After 30 yrs, the abandoned site of Lone Star Brewery in San Antonio might finally be redeveloped under a new owner, notes the SA Report. Development co Southstar purchased the property, operations at which shut down in 1996, six yrs after another co, GrayStreet Partners, bought it for $14.45 mil in 2020 but put it back on the mkt in 2022. Southstar did not divulge its plans for the long-dilapidated 32-acre site, which was appraised at $18.5 mil by county officials, but said they would work with the city and the San Antonio River Authority as part of its proposed downtown sports and entertainment district. "The Lone Star site is an important and complex opportunity to better connect neighbors and create spaces that are needed in San Antonio," co said in press release.

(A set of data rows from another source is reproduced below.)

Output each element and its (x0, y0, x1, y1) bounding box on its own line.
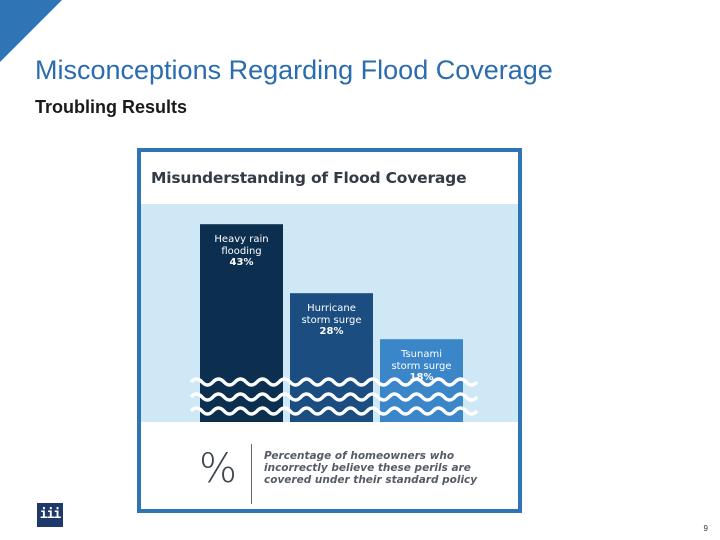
iii-logo: iii (37, 503, 63, 527)
bar-label-2: Hurricane storm surge 28% (290, 303, 373, 338)
page-number: 9 (703, 524, 708, 533)
slide-subtitle: Troubling Results (35, 97, 188, 117)
wave-line-3 (189, 406, 479, 416)
bar-category-label: Heavy rain (214, 234, 269, 246)
slide-title: Misconceptions Regarding Flood Coverage (35, 55, 553, 85)
bar-1 (200, 224, 283, 422)
percent-symbol: % (199, 446, 238, 492)
bar-category-label: Hurricane (307, 303, 356, 315)
bar-chart (189, 224, 479, 422)
bar-category-label: storm surge (391, 360, 452, 372)
bar-value-label: 28% (319, 326, 344, 338)
bar-label-3: Tsunami storm surge 18% (380, 349, 463, 384)
bar-category-label: storm surge (301, 314, 362, 326)
corner-accent (0, 0, 62, 62)
bar-label-1: Heavy rain flooding 43% (200, 234, 283, 269)
chart-title: Misunderstanding of Flood Coverage (151, 169, 467, 187)
bar-category-label: Tsunami (401, 349, 442, 361)
wave-line-1 (189, 377, 479, 387)
bar-value-label: 43% (229, 257, 254, 269)
wave-line-2 (189, 392, 479, 402)
bar-value-label: 18% (409, 372, 434, 384)
bar-category-label: flooding (221, 245, 262, 257)
footer-divider (251, 444, 252, 504)
chart-legend-text: Percentage of homeowners who incorrectly… (264, 450, 478, 486)
infographic-card: Misunderstanding of Flood Coverage Heavy… (137, 148, 522, 513)
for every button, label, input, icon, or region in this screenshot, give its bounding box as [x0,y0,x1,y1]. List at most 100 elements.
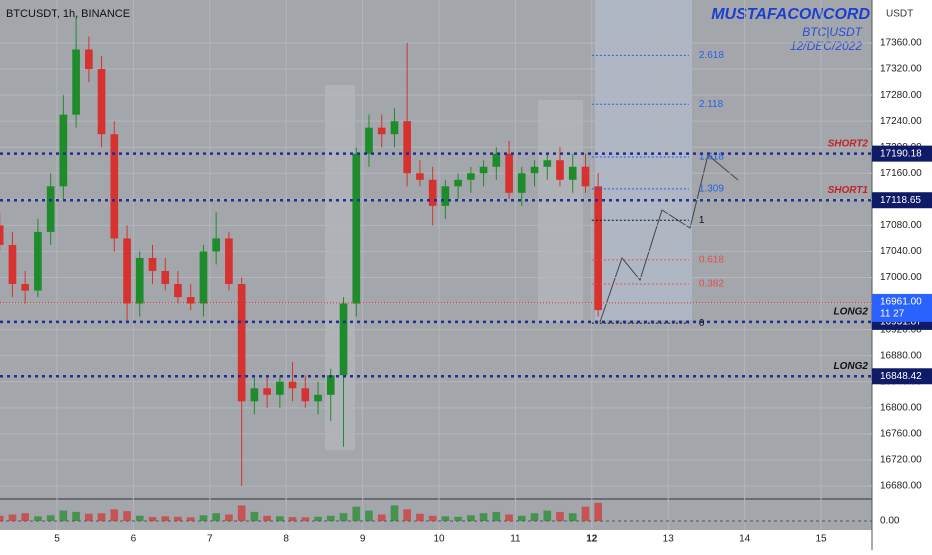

Months after closing its Aurora, CO taproom, Dry Dock Brewing is set to open a new location at Denver's Pub on Pearl, reports the Glendale Cherry Creek Chronicle. Recall, Dry Dock and Left Hand merged in Apr with plans to "double the sales" of the former co thru expansion after reporting 8.3K bbls produced to the BA in 2024, down more than 5K since 2020. Founded in 2005, Dry Dock will operate out of the existing Pub on Pearl, "a longtime neighborhood gathering spot known for its relaxed atmosphere and central location just blocks from Washington Park." No exact timetable was given for the move, tho Dry Dock's website says new location would open this spring.